My sister had wanted to stop there before we ate.
“I have a gift to buy,” Letty said as we entered the cushioned enclave designed to look like a jewelry case. The lights had been specially designed by Tiffany & Co. to resemble faceted gemstones: rubies, emeralds, sapphires, topazes, and amethysts. The chairs were all gilded and upholstered with purple velvet-tufted cushions. The pulls on the drawers looked like bracelets, the knobs like brooches.
After inspecting the cases, Letty found something she liked and asked the salesman if she could see it.
“Do you like this?” Letty asked me, holding out her hand and showing off the seed-pearl bracelet with a small garnet clasp in a flower shape.
“It’s lovely, yes.”
And it was. Though the Jewel Box sold mostly trinkets and paste in order to keep prices low for customers, Father made certain never to skimp on quality. He only bought from the best jewelry makers and left the selling of fine gemstones to other New York merchants he knew, like Mr. Tiffany and Mr. Cartier, as well as Van Cleef & Arpels, Marcus & Co., Boucheron, and Buccellati.
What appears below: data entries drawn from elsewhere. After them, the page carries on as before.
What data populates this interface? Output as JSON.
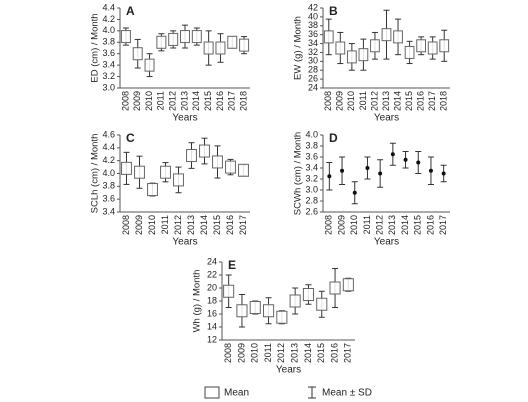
{
  "chart_data": [
    {
      "type": "errorbar",
      "label": "A",
      "ylabel": "ED (cm) / Month",
      "xlabel": "Years",
      "marker": "box",
      "categories": [
        "2008",
        "2009",
        "2010",
        "2011",
        "2012",
        "2013",
        "2014",
        "2015",
        "2016",
        "2017",
        "2018"
      ],
      "values": [
        3.9,
        3.6,
        3.4,
        3.8,
        3.85,
        3.9,
        3.9,
        3.7,
        3.7,
        3.8,
        3.75
      ],
      "errors": [
        0.15,
        0.25,
        0.2,
        0.15,
        0.15,
        0.2,
        0.15,
        0.3,
        0.25,
        0.1,
        0.15
      ],
      "ylim": [
        3.0,
        4.4
      ],
      "yticks": [
        {
          "value": 3.0,
          "label": "3.0"
        },
        3.2,
        3.4,
        3.6,
        3.8,
        {
          "value": 4.0,
          "label": "4.0"
        },
        4.2,
        4.4
      ]
    },
    {
      "type": "errorbar",
      "label": "B",
      "ylabel": "EW (g) / Month",
      "xlabel": "Years",
      "marker": "box",
      "categories": [
        "2008",
        "2009",
        "2010",
        "2011",
        "2012",
        "2013",
        "2014",
        "2015",
        "2016",
        "2017",
        "2018"
      ],
      "values": [
        35.5,
        33,
        31,
        31.5,
        33.5,
        36,
        35.5,
        32,
        33.5,
        33,
        33.5
      ],
      "errors": [
        4,
        3.5,
        3,
        3.5,
        3,
        5.5,
        4,
        2.5,
        2,
        2.5,
        3.5
      ],
      "ylim": [
        24,
        42
      ],
      "yticks": [
        24,
        26,
        28,
        30,
        32,
        34,
        36,
        38,
        40,
        42
      ]
    },
    {
      "type": "errorbar",
      "label": "C",
      "ylabel": "SCLh (cm) / Month",
      "xlabel": "Years",
      "marker": "box",
      "categories": [
        "2008",
        "2009",
        "2010",
        "2011",
        "2012",
        "2013",
        "2014",
        "2015",
        "2016",
        "2017"
      ],
      "values": [
        4.08,
        4.02,
        3.75,
        4.02,
        3.9,
        4.28,
        4.35,
        4.18,
        4.1,
        4.05
      ],
      "errors": [
        0.25,
        0.25,
        0.1,
        0.15,
        0.2,
        0.2,
        0.2,
        0.25,
        0.12,
        0.08
      ],
      "ylim": [
        3.4,
        4.6
      ],
      "yticks": [
        3.4,
        3.6,
        3.8,
        {
          "value": 4.0,
          "label": "4.0"
        },
        4.2,
        4.4,
        4.6
      ]
    },
    {
      "type": "errorbar",
      "label": "D",
      "ylabel": "SCWh (cm) / Month",
      "xlabel": "Years",
      "marker": "dot",
      "categories": [
        "2008",
        "2009",
        "2010",
        "2011",
        "2012",
        "2013",
        "2014",
        "2015",
        "2016",
        "2017"
      ],
      "values": [
        3.25,
        3.35,
        2.95,
        3.4,
        3.3,
        3.65,
        3.55,
        3.5,
        3.35,
        3.3
      ],
      "errors": [
        0.25,
        0.25,
        0.2,
        0.2,
        0.25,
        0.2,
        0.15,
        0.2,
        0.25,
        0.15
      ],
      "ylim": [
        2.6,
        4.0
      ],
      "yticks": [
        2.6,
        2.8,
        {
          "value": 3.0,
          "label": "3.0"
        },
        3.2,
        3.4,
        3.6,
        3.8,
        {
          "value": 4.0,
          "label": "4.0"
        }
      ]
    },
    {
      "type": "errorbar",
      "label": "E",
      "ylabel": "Wh (g) / Month",
      "xlabel": "Years",
      "marker": "box",
      "categories": [
        "2008",
        "2009",
        "2010",
        "2011",
        "2012",
        "2013",
        "2014",
        "2015",
        "2016",
        "2017"
      ],
      "values": [
        19.5,
        16.5,
        17,
        16.5,
        15.5,
        18,
        19,
        17.5,
        20,
        20.5
      ],
      "errors": [
        2.5,
        2.5,
        1,
        2,
        1,
        2,
        1.5,
        2,
        3,
        1
      ],
      "ylim": [
        12,
        24
      ],
      "yticks": [
        12,
        14,
        16,
        18,
        20,
        22,
        24
      ]
    }
  ],
  "legend": {
    "mean": "Mean",
    "sd": "Mean ± SD"
  }
}
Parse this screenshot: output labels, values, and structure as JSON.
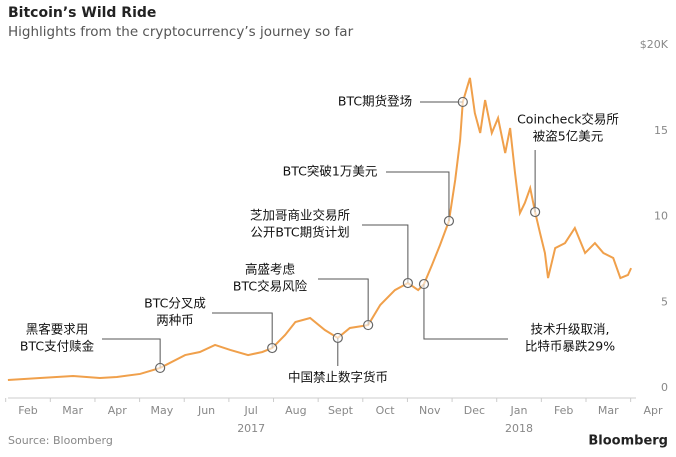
{
  "chart_data": {
    "type": "line",
    "title": "Bitcoin’s Wild Ride",
    "subtitle": "Highlights from the cryptocurrency’s journey so far",
    "source": "Source: Bloomberg",
    "brand": "Bloomberg",
    "x": [
      1.05,
      1.77,
      2.51,
      3.11,
      3.49,
      4.01,
      4.46,
      5.02,
      5.35,
      5.69,
      6.03,
      6.43,
      6.75,
      6.97,
      7.26,
      7.49,
      7.82,
      8.15,
      8.44,
      8.71,
      9.12,
      9.39,
      9.72,
      10.01,
      10.24,
      10.37,
      10.55,
      10.73,
      10.93,
      11.07,
      11.18,
      11.24,
      11.4,
      11.51,
      11.63,
      11.74,
      11.89,
      12.03,
      12.19,
      12.3,
      12.41,
      12.52,
      12.63,
      12.75,
      12.86,
      12.97,
      13.08,
      13.15,
      13.31,
      13.53,
      13.75,
      13.98,
      14.2,
      14.39,
      14.61,
      14.77,
      14.94,
      15.01
    ],
    "series": [
      {
        "color": "#f0a04b",
        "values": [
          0.47,
          0.58,
          0.7,
          0.58,
          0.64,
          0.82,
          1.17,
          1.92,
          2.1,
          2.51,
          2.22,
          1.92,
          2.1,
          2.33,
          3.09,
          3.85,
          4.08,
          3.38,
          2.92,
          3.5,
          3.67,
          4.84,
          5.71,
          6.12,
          5.71,
          6.06,
          7.17,
          8.34,
          9.74,
          12.13,
          14.46,
          16.68,
          18.08,
          16.03,
          14.87,
          16.79,
          14.87,
          15.74,
          13.7,
          15.16,
          12.54,
          10.2,
          10.79,
          11.66,
          10.26,
          9.04,
          7.87,
          6.41,
          8.16,
          8.45,
          9.33,
          7.87,
          8.45,
          7.87,
          7.58,
          6.41,
          6.59,
          6.99
        ]
      }
    ],
    "xlim": [
      1.05,
      15.1
    ],
    "xticks": [
      {
        "value": 1.5,
        "label": "Feb"
      },
      {
        "value": 2.5,
        "label": "Mar"
      },
      {
        "value": 3.5,
        "label": "Apr"
      },
      {
        "value": 4.5,
        "label": "May"
      },
      {
        "value": 5.5,
        "label": "Jun"
      },
      {
        "value": 6.5,
        "label": "Jul"
      },
      {
        "value": 7.5,
        "label": "Aug"
      },
      {
        "value": 8.5,
        "label": "Sept"
      },
      {
        "value": 9.5,
        "label": "Oct"
      },
      {
        "value": 10.5,
        "label": "Nov"
      },
      {
        "value": 11.5,
        "label": "Dec"
      },
      {
        "value": 12.5,
        "label": "Jan"
      },
      {
        "value": 13.5,
        "label": "Feb"
      },
      {
        "value": 14.5,
        "label": "Mar"
      },
      {
        "value": 15.5,
        "label": "Apr"
      }
    ],
    "year_labels": [
      {
        "value": 6.5,
        "label": "2017"
      },
      {
        "value": 12.5,
        "label": "2018"
      }
    ],
    "ylim": [
      0,
      20
    ],
    "yticks": [
      0,
      5,
      10,
      15,
      {
        "value": 20,
        "label": "$20K"
      }
    ],
    "annotations": [
      {
        "lines": [
          "黑客要求用",
          "BTC支付赎金"
        ],
        "x": 4.46,
        "y": 1.17
      },
      {
        "lines": [
          "BTC分叉成",
          "两种币"
        ],
        "x": 6.97,
        "y": 2.33
      },
      {
        "lines": [
          "高盛考虑",
          "BTC交易风险"
        ],
        "x": 9.12,
        "y": 3.67
      },
      {
        "lines": [
          "芝加哥商业交易所",
          "公开BTC期货计划"
        ],
        "x": 10.01,
        "y": 6.12
      },
      {
        "lines": [
          "BTC突破1万美元"
        ],
        "x": 10.93,
        "y": 9.74
      },
      {
        "lines": [
          "BTC期货登场"
        ],
        "x": 11.24,
        "y": 16.68
      },
      {
        "lines": [
          "Coincheck交易所",
          "被盗5亿美元"
        ],
        "x": 12.86,
        "y": 10.26
      },
      {
        "lines": [
          "中国禁止数字货币"
        ],
        "x": 8.44,
        "y": 2.92
      },
      {
        "lines": [
          "技术升级取消,",
          "比特币暴跌29%"
        ],
        "x": 10.37,
        "y": 6.06
      }
    ]
  }
}
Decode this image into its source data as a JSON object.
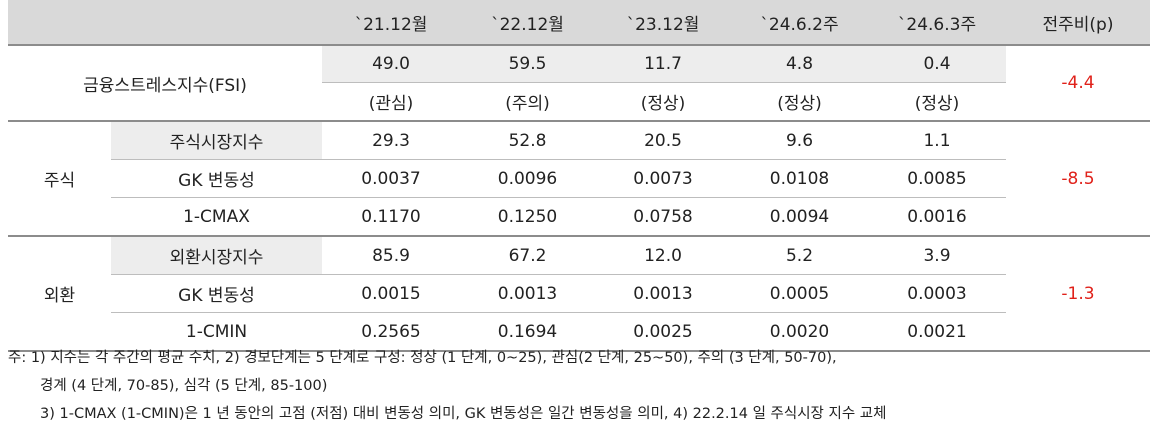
{
  "headers": [
    "",
    "",
    "`21.12월",
    "`22.12월",
    "`23.12월",
    "`24.6.2주",
    "`24.6.3주",
    "전주비(p)"
  ],
  "fsi": {
    "label": "금융스트레스지수(FSI)",
    "values": [
      "49.0",
      "59.5",
      "11.7",
      "4.8",
      "0.4"
    ],
    "states": [
      "(관심)",
      "(주의)",
      "(정상)",
      "(정상)",
      "(정상)"
    ],
    "wow": "-4.4"
  },
  "groups": [
    {
      "label": "주식",
      "wow": "-8.5",
      "rows": [
        {
          "label": "주식시장지수",
          "values": [
            "29.3",
            "52.8",
            "20.5",
            "9.6",
            "1.1"
          ]
        },
        {
          "label": "GK 변동성",
          "values": [
            "0.0037",
            "0.0096",
            "0.0073",
            "0.0108",
            "0.0085"
          ]
        },
        {
          "label": "1-CMAX",
          "values": [
            "0.1170",
            "0.1250",
            "0.0758",
            "0.0094",
            "0.0016"
          ]
        }
      ]
    },
    {
      "label": "외환",
      "wow": "-1.3",
      "rows": [
        {
          "label": "외환시장지수",
          "values": [
            "85.9",
            "67.2",
            "12.0",
            "5.2",
            "3.9"
          ]
        },
        {
          "label": "GK 변동성",
          "values": [
            "0.0015",
            "0.0013",
            "0.0013",
            "0.0005",
            "0.0003"
          ]
        },
        {
          "label": "1-CMIN",
          "values": [
            "0.2565",
            "0.1694",
            "0.0025",
            "0.0020",
            "0.0021"
          ]
        }
      ]
    }
  ],
  "notes": [
    "주: 1) 지수는 각 주간의 평균 수치, 2) 경보단계는 5 단계로 구성: 정상 (1 단계, 0~25), 관심(2 단계, 25~50), 주의 (3 단계, 50-70),",
    "경계 (4 단계, 70-85), 심각 (5 단계, 85-100)",
    "3) 1-CMAX (1-CMIN)은 1 년 동안의 고점 (저점) 대비 변동성 의미, GK 변동성은 일간 변동성을 의미, 4) 22.2.14 일 주식시장 지수 교체"
  ],
  "colors": {
    "header_bg": "#d9d9d9",
    "shade_bg": "#ededed",
    "negative": "#e0211a",
    "rule": "#8c8c8c"
  }
}
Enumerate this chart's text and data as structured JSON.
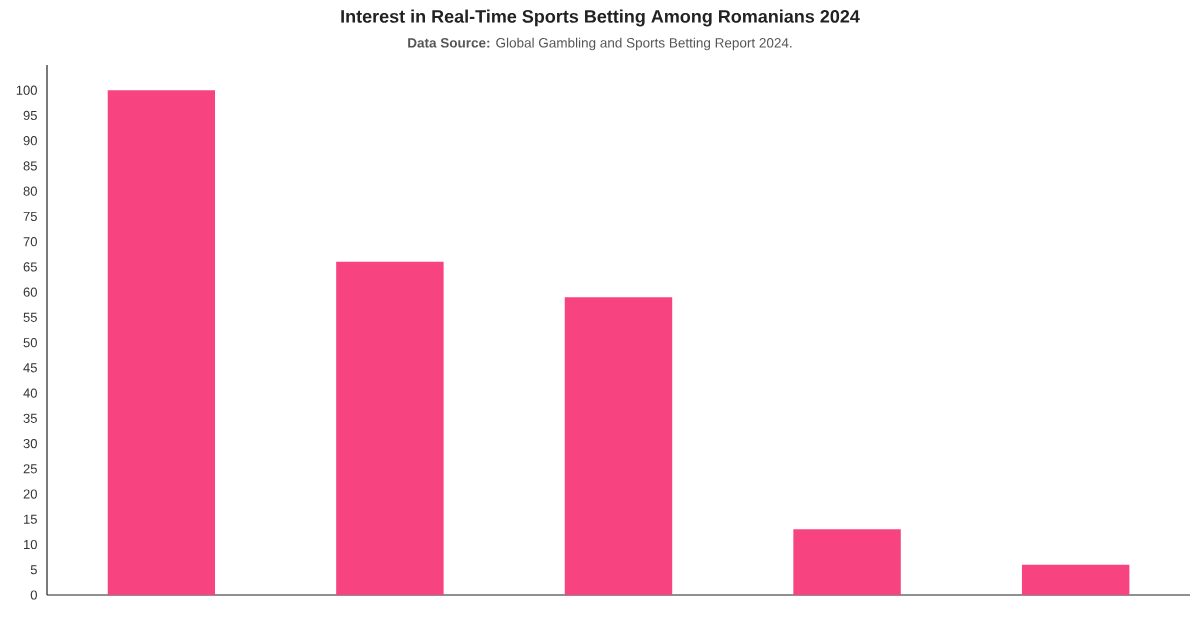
{
  "chart_data": {
    "type": "bar",
    "title": "Interest in Real-Time Sports Betting Among Romanians 2024",
    "subtitle": "**Data Source:** Global Gambling and Sports Betting Report 2024.",
    "categories": [
      null,
      null,
      null,
      null,
      null
    ],
    "values": [
      100,
      66,
      59,
      13,
      6
    ],
    "color": "#f7437f",
    "ylim": [
      0,
      105
    ],
    "yticks": [
      0,
      5,
      10,
      15,
      20,
      25,
      30,
      35,
      40,
      45,
      50,
      55,
      60,
      65,
      70,
      75,
      80,
      85,
      90,
      95,
      100
    ]
  }
}
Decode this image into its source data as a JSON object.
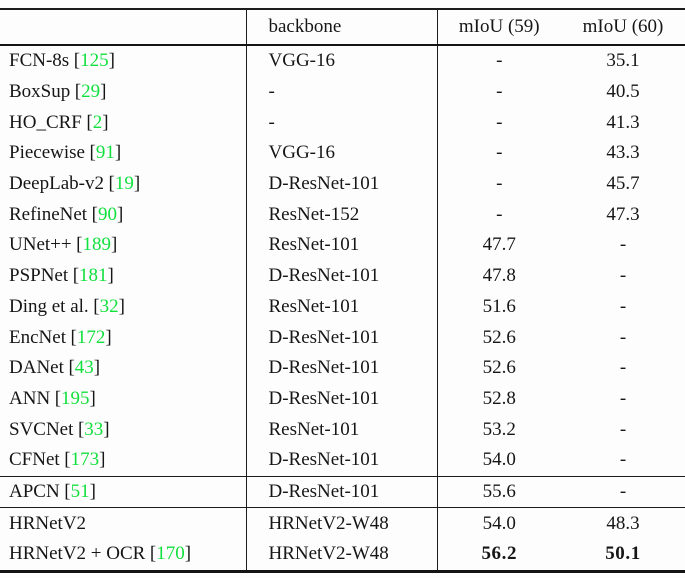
{
  "table": {
    "columns": [
      "",
      "backbone",
      "mIoU (59)",
      "mIoU (60)"
    ],
    "brackets": [
      "[",
      "]"
    ],
    "citation_color": "#12e03e",
    "rule_color": "#1c1c1c",
    "rows": [
      {
        "section": 1,
        "method": "FCN-8s",
        "cite": "125",
        "backbone": "VGG-16",
        "miou59": "-",
        "miou60": "35.1",
        "bold": false
      },
      {
        "section": 1,
        "method": "BoxSup",
        "cite": "29",
        "backbone": "-",
        "miou59": "-",
        "miou60": "40.5",
        "bold": false
      },
      {
        "section": 1,
        "method": "HO_CRF",
        "cite": "2",
        "backbone": "-",
        "miou59": "-",
        "miou60": "41.3",
        "bold": false
      },
      {
        "section": 1,
        "method": "Piecewise",
        "cite": "91",
        "backbone": "VGG-16",
        "miou59": "-",
        "miou60": "43.3",
        "bold": false
      },
      {
        "section": 1,
        "method": "DeepLab-v2",
        "cite": "19",
        "backbone": "D-ResNet-101",
        "miou59": "-",
        "miou60": "45.7",
        "bold": false
      },
      {
        "section": 1,
        "method": "RefineNet",
        "cite": "90",
        "backbone": "ResNet-152",
        "miou59": "-",
        "miou60": "47.3",
        "bold": false
      },
      {
        "section": 1,
        "method": "UNet++",
        "cite": "189",
        "backbone": "ResNet-101",
        "miou59": "47.7",
        "miou60": "-",
        "bold": false
      },
      {
        "section": 1,
        "method": "PSPNet",
        "cite": "181",
        "backbone": "D-ResNet-101",
        "miou59": "47.8",
        "miou60": "-",
        "bold": false
      },
      {
        "section": 1,
        "method": "Ding et al.",
        "cite": "32",
        "backbone": "ResNet-101",
        "miou59": "51.6",
        "miou60": "-",
        "bold": false
      },
      {
        "section": 1,
        "method": "EncNet",
        "cite": "172",
        "backbone": "D-ResNet-101",
        "miou59": "52.6",
        "miou60": "-",
        "bold": false
      },
      {
        "section": 1,
        "method": "DANet",
        "cite": "43",
        "backbone": "D-ResNet-101",
        "miou59": "52.6",
        "miou60": "-",
        "bold": false
      },
      {
        "section": 1,
        "method": "ANN",
        "cite": "195",
        "backbone": "D-ResNet-101",
        "miou59": "52.8",
        "miou60": "-",
        "bold": false
      },
      {
        "section": 1,
        "method": "SVCNet",
        "cite": "33",
        "backbone": "ResNet-101",
        "miou59": "53.2",
        "miou60": "-",
        "bold": false
      },
      {
        "section": 1,
        "method": "CFNet",
        "cite": "173",
        "backbone": "D-ResNet-101",
        "miou59": "54.0",
        "miou60": "-",
        "bold": false
      },
      {
        "section": 2,
        "method": "APCN",
        "cite": "51",
        "backbone": "D-ResNet-101",
        "miou59": "55.6",
        "miou60": "-",
        "bold": false
      },
      {
        "section": 3,
        "method": "HRNetV2",
        "cite": "",
        "backbone": "HRNetV2-W48",
        "miou59": "54.0",
        "miou60": "48.3",
        "bold": false
      },
      {
        "section": 3,
        "method": "HRNetV2 + OCR",
        "cite": "170",
        "backbone": "HRNetV2-W48",
        "miou59": "56.2",
        "miou60": "50.1",
        "bold": true
      }
    ]
  }
}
The one thing we Garlands all had in common was a true love of beautiful things. From a fine silk robe to satin shoes. From an elegant lynx coat to a semiprecious trinket. From a necklace of perfectly matched Persian turquoise to a Burmese ruby ring to a brooch set with fire opals.
My family teased me that my obsessions didn’t fit with my hardworking girl-reporter reputation. And they didn’t. I was forced to eschew wearing most of my lovely things when I was at the city room or on assignment. A plain dress and wire-rimmed spectacles were as far as Vee Swann would go.